De wereldwijde successen komen en ze wordt overladen met prijzen. Toch worden ook de moeilijke periodes niet geschuwd. Loren vertelt over de twee miskramen die ze heeft gehad, de vervolging voor bigamie van haar echtgenoot (zijn scheiding in Mexico was niet rechtsgeldig in Italië) en de veroordeling voor belastingontduiking van Loren zelf. Hiervoor kreeg ze dertig dagen cel, waarvan ze er zeventien heeft gezeten en de rest onder huisarrest heeft volbracht. Overigens is zij hier later van vrijgesproken. Heftiger was de ontvoeringspoging die haar man te verduren kreeg en de overval in New York waarbij Loren zelf een pistool op het hoofd kreeg:

‘Dit is allemaal rotzooi…De ring, ik wil de ring, die van de tv…’ Eindelijk besefte ik het afschuwelijke misverstand en vervloekte ik mijn ijdelheid. Tijdens een langdurig interview dat ik en Marcello een paar avonden eerder met David Frost hadden gehad, had ik gepronkt met een opzichtige diamant, eveneens van Van Cleef & Arpels, die ik echter meteen had teruggebracht. En nu zette dat nutteloze sieraad, dat zo rond de vijfhonderdduizend dollar waard was, mijn leven en dat van mijn zoontje op het spel.

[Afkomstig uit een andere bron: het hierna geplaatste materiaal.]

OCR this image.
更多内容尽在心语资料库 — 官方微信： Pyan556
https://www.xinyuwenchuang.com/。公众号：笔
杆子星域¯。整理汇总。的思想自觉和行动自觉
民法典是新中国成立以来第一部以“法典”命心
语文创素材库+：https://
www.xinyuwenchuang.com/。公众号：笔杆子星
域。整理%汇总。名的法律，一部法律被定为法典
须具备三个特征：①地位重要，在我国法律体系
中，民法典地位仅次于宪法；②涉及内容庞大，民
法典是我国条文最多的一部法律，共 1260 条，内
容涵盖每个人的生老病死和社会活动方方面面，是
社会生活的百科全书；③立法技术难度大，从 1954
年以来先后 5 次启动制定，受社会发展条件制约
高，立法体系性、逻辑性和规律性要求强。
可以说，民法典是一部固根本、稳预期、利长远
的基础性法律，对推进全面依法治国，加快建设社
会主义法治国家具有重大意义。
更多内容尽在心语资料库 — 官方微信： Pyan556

De tol van de roem, blijkbaar; gelukkig loopt het goed af. Maar voldoet het boek aan mijn verwachtingen? Ten dele dus. Het is aardig om te lezen over al die sterren van het witte doek, hun (on)hebbelijkheden en onzekerheden. Toch heb ik inderdaad het gevoel dat het verhaal te netjes is. Loren schittert, heeft moeilijke tijden gekend natuurlijk, maar het loopt mij wat te vloeiend allemaal. Zij was niet altijd de makkelijkste, zag er zelfs geen been in om de kerk te schofferen met haar gewaagde outfits. Het moest wel zoals mevrouw het beliefde. Die kant komt niet naar voren in het geheel, maar goed, dat verrast mij dus ook niet. Het is voor mij een groot actrice waarvan ik het verhaal toch graag las.